MKB back in profit after six years

Deals

After-tax profits at MKB Group hit the HUF 9.5 billion mark in 2016. The positive figure is due to an 18-month comprehensive restructuring procedure carried out under EU supervision, the bank said on Tuesday.

The state acquired the troubled lender from BayernLB in 2014. It was initially restructured by the National Bank of Hungary (MNB), and sold on to a consortium of two private equity funds, Blue Robin Investments and METIS Private Capital Fund, and Hungary’s Pannonia Pension Fund for HUF 37 bln last year.

The turn of the tide in its fortunes came about thanks to several simultaneous measures. Operational costs were greatly cut to start with. Large-scale redundancies, renegotiating favorable rental contracts and optimizing ICT expenses were part of the austerity package, and so was shrinking the corporate car pool. Professional efficiency also went up and reserves for liabilities were created in a more prudent fashion, the bank says.

The return on equity ratio, a key benchmark figure in banking, improved as well from 11.28% to 12.04%, while the ratio of non-performing loans (NPLs) dropped from 20% to 12% via well-targeted portfolio cleansing. Another positive phenomenon in this regard was that, for the very first time, more NPLs became performing than vice versa.

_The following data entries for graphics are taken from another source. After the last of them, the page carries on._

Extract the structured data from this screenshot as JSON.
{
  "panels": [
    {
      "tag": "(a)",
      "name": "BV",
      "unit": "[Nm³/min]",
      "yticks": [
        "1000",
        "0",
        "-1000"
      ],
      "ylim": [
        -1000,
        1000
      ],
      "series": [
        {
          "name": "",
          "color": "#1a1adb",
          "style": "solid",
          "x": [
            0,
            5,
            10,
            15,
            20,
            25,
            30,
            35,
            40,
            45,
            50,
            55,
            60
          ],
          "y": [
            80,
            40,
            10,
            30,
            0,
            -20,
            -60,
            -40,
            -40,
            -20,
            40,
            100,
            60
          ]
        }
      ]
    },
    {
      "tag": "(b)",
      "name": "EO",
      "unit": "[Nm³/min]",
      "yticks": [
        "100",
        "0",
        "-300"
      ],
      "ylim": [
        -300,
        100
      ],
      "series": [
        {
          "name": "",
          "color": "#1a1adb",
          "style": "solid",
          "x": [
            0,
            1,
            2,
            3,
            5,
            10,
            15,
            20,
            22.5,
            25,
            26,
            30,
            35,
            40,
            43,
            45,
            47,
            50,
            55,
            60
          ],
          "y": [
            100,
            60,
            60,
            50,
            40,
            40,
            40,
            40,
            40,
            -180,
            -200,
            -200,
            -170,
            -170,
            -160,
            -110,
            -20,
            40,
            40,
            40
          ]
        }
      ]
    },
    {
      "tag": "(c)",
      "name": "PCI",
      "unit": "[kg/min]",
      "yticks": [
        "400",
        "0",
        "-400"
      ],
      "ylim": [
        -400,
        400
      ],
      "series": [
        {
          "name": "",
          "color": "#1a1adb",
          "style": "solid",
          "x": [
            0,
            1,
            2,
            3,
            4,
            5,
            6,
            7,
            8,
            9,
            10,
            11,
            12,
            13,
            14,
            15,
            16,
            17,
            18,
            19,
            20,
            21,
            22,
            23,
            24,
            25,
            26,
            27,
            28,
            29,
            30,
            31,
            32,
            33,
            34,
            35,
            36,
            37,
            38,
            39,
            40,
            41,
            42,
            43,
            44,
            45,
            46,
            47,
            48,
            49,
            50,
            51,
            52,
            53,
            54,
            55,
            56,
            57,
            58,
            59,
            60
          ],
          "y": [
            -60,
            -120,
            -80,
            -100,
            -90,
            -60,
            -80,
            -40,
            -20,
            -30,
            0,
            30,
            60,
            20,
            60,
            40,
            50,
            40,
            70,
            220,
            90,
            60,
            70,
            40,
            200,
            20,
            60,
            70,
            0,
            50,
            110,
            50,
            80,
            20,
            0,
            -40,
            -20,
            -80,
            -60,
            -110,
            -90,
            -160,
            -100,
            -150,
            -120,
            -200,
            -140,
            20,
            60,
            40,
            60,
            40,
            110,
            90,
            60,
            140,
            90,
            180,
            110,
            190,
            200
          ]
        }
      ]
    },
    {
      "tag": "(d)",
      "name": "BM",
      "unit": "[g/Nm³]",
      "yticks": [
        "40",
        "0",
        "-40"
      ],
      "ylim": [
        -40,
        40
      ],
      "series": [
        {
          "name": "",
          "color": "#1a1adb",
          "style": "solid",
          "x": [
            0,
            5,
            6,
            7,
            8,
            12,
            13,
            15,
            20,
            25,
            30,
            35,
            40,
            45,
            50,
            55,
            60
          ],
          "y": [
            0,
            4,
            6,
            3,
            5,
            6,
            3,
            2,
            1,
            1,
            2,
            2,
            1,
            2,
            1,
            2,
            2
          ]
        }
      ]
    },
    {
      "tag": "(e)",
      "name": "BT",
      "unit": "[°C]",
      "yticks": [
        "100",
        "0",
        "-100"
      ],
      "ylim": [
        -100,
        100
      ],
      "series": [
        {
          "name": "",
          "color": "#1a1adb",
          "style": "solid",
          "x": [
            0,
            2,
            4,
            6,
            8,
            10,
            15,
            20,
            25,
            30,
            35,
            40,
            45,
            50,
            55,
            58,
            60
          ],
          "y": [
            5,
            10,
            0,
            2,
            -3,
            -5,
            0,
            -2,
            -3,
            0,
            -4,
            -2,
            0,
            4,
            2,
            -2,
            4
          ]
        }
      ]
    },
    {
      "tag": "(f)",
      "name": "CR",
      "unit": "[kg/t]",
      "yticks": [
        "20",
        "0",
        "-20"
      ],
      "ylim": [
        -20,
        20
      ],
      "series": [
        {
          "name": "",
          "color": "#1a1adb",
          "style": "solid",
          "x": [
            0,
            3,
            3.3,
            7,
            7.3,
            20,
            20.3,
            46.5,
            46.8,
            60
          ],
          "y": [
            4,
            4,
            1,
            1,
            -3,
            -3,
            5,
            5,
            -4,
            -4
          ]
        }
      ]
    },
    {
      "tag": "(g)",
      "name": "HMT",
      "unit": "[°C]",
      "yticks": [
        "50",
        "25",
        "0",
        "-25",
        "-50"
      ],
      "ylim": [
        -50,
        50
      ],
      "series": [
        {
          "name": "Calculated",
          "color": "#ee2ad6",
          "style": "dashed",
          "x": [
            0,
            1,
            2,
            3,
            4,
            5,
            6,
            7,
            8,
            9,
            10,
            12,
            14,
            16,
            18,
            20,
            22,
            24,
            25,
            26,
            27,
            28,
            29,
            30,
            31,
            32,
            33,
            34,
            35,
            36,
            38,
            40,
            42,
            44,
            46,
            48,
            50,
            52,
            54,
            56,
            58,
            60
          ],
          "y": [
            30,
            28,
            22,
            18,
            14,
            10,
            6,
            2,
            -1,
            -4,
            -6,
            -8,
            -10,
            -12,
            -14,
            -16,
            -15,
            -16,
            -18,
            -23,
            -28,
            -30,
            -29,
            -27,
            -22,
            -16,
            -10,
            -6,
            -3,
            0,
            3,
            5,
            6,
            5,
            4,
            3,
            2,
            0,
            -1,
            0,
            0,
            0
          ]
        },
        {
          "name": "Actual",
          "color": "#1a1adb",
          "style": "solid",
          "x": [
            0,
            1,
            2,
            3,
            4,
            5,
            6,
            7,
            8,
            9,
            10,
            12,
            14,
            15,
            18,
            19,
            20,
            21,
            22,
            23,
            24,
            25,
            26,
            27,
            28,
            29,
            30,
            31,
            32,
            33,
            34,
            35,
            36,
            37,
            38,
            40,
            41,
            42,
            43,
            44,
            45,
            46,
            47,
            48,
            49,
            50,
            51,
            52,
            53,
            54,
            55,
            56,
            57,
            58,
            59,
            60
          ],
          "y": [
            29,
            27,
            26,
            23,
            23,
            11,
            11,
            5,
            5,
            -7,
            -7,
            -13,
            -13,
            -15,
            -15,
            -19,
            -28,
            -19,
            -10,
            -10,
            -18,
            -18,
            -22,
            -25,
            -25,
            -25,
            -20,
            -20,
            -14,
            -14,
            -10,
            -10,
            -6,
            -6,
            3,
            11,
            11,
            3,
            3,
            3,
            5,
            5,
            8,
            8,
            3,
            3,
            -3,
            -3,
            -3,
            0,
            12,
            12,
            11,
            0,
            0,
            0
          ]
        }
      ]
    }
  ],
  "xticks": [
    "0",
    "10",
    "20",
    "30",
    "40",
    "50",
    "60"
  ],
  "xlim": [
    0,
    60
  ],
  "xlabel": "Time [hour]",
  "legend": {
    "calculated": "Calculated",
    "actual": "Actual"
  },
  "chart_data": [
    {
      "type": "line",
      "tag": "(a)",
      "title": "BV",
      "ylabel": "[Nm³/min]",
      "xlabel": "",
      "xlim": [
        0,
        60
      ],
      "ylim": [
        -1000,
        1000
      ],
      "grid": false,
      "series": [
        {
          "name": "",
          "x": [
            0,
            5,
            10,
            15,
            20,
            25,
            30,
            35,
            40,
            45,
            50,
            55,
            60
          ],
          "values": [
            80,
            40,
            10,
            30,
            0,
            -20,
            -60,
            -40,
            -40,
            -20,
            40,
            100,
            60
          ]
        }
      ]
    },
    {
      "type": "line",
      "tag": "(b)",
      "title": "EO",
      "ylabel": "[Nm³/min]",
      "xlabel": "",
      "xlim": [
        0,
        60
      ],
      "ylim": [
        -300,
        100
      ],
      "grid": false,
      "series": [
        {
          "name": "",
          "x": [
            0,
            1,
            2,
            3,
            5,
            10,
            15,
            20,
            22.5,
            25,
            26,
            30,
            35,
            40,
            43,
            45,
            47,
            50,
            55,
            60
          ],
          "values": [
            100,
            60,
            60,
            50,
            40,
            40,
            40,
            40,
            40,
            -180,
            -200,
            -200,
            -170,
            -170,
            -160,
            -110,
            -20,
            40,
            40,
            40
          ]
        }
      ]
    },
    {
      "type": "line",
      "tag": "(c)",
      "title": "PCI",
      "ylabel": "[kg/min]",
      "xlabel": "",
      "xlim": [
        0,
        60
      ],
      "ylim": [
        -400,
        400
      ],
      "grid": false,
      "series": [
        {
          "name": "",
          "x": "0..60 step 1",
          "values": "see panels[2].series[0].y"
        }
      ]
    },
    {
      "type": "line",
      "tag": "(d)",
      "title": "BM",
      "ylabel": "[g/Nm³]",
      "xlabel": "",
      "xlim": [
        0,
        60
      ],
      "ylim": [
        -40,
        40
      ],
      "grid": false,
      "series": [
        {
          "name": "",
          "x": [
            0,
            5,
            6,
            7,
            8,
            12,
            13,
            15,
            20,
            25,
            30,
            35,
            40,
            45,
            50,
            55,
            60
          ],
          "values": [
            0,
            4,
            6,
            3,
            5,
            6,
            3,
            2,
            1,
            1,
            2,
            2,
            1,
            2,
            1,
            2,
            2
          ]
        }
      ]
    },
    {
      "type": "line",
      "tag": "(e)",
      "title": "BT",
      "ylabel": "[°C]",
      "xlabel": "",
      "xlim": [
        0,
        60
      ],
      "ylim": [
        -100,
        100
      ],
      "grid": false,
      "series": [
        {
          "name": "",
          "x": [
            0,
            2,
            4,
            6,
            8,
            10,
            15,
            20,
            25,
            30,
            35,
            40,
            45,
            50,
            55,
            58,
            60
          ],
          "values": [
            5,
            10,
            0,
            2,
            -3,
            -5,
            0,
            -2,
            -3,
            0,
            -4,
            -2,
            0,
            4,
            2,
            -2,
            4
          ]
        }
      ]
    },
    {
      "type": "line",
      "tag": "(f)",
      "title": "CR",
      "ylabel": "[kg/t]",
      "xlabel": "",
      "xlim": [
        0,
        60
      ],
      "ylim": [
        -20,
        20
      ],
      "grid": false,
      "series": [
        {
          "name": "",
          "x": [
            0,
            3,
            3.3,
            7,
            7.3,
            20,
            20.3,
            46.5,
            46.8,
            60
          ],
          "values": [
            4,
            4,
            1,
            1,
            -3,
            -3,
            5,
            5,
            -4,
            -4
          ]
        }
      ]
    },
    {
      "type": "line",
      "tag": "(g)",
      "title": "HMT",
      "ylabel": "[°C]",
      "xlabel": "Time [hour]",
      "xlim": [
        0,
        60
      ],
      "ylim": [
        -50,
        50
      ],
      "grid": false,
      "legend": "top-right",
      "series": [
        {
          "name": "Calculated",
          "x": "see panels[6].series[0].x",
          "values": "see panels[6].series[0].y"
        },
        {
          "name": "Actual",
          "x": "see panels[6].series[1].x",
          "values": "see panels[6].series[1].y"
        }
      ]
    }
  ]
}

“Retail needed more restructuring, but in the end, we did so well that we managed to carve out a larger market share,” CEO Ádám Balogh said. “Our main focus area, our corporate banking portfolio grew by 31% which puts us among the top three banks in this segment in Hungary.”

Retail rode the wave of new loans; for that matter, mortgages more than doubled. Private Banking saw further expansion, with the total of managed assets reaching HUF 340 bln. Interest for this particular service has become so intense that a separate Premium Banking category needed to be established to offer select clients an elite financial services package.

There was a substantial hike in loans granted for export incentive purposes. In 2016, a total of HUF 20 bln was lent to corporate clients to support their export activities, a year-on-year increase of 54%. MKB subsidiaries fared exceptionally well too. MKB Asset Management closed its best financial year ever, while MKB-Euroleasing doubled its projected operating result by adding asset financing to its scope of activities, which previously had been restricted to vehicle financing.

“The past few years were about restructuring, but now it is time to put an end to it,” Balogh said. Digital banking will certainly help in meeting ambitious targets. MKB’s entire ICT system is being replaced by a new standard and the process should be completed by this summer.

“Such a migration normally takes three-four years. We want to get it done in one and half years,” Balogh noted. Internal procedures are bound to be accelerated significantly, follow-up will become a lot easier and every administrative step will become trackable via a mobile app that, all together, will result in a whole new customer experience.

“We believe consolidation of the banking sector should continue,” Balogh added. “The market would need four-five big banks and we should be able to make it to the top three in three-five years.”